Classification Trees Startup Panel - Sampling Options Tab

Select the Sampling options tab of the Classification Trees Startup Panel to access the options described here.

Sampling parameters. There are three boxes under Sampling parameters: Seed for random number generator, V-fold cross-validation; v-value, and p-value for split variable selection. Enter values in these boxes to control the sampling that Statistica performs to obtain cross-validation error estimates.

Seed for random number generator. The positive integer value entered in the Seed for random number generator box is used as a seed for a random number generator that produces V-fold random subsamples from the learning sample to test the predictive accuracy of the computed classification trees.

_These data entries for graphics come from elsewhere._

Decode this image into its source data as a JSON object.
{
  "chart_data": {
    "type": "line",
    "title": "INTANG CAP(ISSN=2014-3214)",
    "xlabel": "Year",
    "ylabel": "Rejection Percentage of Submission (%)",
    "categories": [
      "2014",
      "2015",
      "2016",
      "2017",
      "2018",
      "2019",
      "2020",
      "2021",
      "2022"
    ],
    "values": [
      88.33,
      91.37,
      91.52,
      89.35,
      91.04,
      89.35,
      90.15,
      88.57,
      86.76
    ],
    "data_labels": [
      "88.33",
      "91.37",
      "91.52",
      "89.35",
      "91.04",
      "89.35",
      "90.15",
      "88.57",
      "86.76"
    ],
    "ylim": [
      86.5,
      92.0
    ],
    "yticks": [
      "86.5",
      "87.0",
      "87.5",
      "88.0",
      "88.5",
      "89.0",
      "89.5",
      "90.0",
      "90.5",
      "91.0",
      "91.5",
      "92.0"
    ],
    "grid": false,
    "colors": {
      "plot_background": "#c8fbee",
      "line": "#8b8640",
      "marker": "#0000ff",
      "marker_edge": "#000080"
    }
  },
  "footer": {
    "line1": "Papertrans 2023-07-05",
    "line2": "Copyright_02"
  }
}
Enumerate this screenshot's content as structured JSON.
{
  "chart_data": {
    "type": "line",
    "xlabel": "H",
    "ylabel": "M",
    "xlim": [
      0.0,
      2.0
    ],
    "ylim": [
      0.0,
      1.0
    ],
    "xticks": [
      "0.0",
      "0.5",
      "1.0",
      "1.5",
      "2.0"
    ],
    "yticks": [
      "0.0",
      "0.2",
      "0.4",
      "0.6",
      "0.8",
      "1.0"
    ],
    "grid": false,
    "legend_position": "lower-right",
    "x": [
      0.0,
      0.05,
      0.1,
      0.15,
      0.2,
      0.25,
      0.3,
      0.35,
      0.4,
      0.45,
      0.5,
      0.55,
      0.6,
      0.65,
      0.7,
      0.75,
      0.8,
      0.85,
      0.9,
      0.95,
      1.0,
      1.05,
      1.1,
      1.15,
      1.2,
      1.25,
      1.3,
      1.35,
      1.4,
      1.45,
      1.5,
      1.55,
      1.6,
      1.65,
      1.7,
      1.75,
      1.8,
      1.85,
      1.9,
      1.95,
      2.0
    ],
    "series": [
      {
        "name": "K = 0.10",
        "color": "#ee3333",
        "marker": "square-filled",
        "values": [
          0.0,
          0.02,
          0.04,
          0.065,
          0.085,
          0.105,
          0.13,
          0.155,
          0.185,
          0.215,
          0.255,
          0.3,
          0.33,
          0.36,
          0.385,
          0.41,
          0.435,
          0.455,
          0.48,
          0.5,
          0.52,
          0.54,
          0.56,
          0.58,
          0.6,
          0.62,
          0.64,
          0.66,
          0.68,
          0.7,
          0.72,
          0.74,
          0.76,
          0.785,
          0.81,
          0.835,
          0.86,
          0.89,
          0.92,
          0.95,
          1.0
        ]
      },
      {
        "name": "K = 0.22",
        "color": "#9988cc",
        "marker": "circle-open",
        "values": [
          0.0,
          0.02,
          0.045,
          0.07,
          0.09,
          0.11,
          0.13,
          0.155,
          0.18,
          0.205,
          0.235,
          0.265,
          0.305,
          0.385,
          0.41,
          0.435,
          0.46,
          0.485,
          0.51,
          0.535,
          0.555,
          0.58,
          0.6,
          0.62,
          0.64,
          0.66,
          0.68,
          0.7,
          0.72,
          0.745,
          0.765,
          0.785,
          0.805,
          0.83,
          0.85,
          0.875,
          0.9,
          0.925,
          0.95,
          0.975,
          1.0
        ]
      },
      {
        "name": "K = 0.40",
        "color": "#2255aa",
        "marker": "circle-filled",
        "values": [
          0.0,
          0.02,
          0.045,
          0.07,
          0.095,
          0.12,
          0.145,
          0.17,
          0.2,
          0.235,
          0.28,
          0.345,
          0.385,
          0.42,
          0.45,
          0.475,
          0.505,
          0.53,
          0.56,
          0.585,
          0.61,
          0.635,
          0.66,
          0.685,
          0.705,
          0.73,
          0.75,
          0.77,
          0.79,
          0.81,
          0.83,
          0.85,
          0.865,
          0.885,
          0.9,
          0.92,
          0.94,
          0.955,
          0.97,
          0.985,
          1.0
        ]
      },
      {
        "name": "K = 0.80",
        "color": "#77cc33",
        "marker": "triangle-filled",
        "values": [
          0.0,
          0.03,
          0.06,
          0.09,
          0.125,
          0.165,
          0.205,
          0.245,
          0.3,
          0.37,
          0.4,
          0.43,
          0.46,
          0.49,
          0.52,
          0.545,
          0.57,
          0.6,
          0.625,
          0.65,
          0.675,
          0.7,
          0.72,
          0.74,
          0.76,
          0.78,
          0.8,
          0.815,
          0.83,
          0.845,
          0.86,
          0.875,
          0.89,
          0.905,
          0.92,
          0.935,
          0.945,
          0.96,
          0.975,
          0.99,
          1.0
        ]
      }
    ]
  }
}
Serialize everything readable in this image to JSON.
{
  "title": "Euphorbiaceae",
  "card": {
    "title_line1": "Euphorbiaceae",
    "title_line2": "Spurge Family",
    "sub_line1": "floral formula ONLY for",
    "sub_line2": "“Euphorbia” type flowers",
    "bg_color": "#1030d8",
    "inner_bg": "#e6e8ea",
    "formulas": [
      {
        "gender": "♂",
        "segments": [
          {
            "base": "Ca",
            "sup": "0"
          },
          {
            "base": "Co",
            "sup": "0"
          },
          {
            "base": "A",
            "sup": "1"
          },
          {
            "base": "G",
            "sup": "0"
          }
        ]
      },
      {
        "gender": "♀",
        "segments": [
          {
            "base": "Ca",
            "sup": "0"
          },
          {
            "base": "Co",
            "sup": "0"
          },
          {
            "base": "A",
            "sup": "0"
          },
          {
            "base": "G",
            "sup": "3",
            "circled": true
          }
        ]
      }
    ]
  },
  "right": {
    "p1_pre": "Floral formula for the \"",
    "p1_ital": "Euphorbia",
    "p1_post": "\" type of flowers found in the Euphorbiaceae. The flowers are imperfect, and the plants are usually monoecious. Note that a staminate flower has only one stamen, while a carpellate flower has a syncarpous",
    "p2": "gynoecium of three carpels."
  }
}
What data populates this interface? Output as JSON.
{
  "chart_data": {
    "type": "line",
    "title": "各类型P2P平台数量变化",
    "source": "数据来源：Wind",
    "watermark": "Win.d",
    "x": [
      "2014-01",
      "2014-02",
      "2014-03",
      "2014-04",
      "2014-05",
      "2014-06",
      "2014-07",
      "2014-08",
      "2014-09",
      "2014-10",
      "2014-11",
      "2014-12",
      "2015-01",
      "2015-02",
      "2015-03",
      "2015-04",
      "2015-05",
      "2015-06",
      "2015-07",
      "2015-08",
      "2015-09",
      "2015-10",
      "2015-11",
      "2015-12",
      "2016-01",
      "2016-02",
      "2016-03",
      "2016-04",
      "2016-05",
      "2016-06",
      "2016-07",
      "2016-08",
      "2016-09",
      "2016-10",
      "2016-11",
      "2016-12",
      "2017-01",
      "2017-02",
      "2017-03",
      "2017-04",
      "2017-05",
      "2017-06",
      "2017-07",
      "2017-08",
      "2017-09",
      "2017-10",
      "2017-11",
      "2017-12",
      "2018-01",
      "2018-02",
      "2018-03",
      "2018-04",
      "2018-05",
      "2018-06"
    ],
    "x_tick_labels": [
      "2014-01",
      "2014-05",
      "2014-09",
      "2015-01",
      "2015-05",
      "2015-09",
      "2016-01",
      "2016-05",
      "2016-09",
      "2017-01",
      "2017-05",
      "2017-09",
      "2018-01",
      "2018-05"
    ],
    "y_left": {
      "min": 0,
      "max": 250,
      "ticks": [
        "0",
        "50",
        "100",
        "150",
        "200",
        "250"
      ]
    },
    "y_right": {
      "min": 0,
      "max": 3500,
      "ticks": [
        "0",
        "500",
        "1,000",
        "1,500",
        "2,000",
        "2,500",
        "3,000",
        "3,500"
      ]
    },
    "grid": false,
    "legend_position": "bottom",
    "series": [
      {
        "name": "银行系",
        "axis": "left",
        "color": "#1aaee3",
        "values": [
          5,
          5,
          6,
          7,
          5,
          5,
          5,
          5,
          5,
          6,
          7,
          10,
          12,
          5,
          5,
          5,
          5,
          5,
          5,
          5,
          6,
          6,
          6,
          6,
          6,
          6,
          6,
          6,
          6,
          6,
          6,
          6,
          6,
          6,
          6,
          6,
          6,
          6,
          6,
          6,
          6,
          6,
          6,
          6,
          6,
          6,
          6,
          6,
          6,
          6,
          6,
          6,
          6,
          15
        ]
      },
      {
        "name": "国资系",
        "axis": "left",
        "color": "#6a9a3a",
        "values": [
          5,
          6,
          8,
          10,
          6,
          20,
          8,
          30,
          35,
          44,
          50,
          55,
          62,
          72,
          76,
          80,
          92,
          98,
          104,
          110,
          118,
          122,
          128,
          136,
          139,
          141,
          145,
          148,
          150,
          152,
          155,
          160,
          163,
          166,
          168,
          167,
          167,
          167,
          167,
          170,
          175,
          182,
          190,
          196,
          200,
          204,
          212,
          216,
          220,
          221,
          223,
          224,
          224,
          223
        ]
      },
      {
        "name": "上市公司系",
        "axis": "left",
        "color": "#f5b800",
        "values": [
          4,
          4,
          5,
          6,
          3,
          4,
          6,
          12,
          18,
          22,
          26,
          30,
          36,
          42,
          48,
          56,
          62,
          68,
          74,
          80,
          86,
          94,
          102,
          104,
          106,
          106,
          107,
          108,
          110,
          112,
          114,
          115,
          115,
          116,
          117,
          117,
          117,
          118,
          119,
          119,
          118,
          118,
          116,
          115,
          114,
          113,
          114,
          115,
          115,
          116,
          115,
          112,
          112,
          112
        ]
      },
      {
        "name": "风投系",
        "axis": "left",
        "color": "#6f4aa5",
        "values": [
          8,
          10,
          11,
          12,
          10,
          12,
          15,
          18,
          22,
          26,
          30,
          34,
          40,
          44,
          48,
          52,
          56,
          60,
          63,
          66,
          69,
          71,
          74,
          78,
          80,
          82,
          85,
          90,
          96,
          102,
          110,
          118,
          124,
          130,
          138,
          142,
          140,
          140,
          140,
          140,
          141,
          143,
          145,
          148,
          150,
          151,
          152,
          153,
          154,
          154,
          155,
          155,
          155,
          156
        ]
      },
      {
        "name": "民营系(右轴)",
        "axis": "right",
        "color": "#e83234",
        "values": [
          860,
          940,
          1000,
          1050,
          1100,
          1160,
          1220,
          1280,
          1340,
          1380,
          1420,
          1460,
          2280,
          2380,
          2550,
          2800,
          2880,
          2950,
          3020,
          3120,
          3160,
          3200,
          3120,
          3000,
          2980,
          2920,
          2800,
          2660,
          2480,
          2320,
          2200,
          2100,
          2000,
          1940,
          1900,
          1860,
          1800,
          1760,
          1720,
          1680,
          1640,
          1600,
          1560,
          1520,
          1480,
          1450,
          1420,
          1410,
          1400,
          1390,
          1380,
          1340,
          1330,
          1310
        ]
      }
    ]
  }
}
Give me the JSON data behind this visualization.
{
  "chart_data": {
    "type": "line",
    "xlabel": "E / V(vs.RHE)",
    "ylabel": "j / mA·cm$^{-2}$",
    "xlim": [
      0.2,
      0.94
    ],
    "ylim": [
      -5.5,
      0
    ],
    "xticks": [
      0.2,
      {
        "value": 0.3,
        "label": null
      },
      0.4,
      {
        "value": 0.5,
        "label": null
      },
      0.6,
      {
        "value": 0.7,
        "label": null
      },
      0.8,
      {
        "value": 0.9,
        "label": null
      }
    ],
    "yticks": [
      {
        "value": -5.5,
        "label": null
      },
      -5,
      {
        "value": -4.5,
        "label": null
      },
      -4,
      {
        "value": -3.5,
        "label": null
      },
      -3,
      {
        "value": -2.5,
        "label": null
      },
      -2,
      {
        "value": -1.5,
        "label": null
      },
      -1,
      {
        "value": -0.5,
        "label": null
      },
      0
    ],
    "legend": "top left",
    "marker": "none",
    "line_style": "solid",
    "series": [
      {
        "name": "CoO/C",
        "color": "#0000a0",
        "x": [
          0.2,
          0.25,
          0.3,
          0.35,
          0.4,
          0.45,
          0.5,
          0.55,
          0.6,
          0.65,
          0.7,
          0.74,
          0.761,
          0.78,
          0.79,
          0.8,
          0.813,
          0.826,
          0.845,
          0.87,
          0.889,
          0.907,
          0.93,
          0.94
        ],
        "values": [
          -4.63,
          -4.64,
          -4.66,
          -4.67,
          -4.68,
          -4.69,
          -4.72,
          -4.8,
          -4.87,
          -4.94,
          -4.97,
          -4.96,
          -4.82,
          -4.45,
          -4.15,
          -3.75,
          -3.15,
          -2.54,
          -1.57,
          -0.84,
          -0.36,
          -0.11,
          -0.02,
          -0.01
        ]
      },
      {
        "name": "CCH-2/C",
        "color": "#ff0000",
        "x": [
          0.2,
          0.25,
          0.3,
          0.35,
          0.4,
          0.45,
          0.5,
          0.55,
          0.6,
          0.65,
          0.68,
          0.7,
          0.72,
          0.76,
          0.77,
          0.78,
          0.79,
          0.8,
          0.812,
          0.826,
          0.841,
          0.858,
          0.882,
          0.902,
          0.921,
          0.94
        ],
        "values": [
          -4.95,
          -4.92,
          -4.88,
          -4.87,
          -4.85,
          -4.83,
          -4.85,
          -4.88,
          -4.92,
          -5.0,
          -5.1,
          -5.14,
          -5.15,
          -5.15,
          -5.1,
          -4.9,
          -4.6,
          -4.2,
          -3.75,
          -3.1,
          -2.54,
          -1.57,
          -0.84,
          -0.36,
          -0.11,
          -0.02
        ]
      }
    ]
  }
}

V-fold cross-validation; v-value. The value entered in the V-fold cross-validation; v-value box determines the number of cross-validation samples that are generated from the learning sample to provide an estimate of the CV cost for each classification tree in the tree sequence. For example, if the default 3-fold cross-validation is performed, three random samples are generated from the learning sample. The cases in two of the three samples in turn are used in the computations for the classification trees, while the cases in the remaining sample are used to provide a test of the predictive accuracy of the computed classification trees.

p-value for split variable selection. The value entered in the p-value for split variable selection box is used in the split variable selection process when a Discriminant-based split selection method has been selected. The p-value is used to determine whether the significance of Levene's F (a statistical test that is robust to violations of the distributional assumptions for ANOVA) or the significance of a standard univariate F is used as the criterion for split variable selection.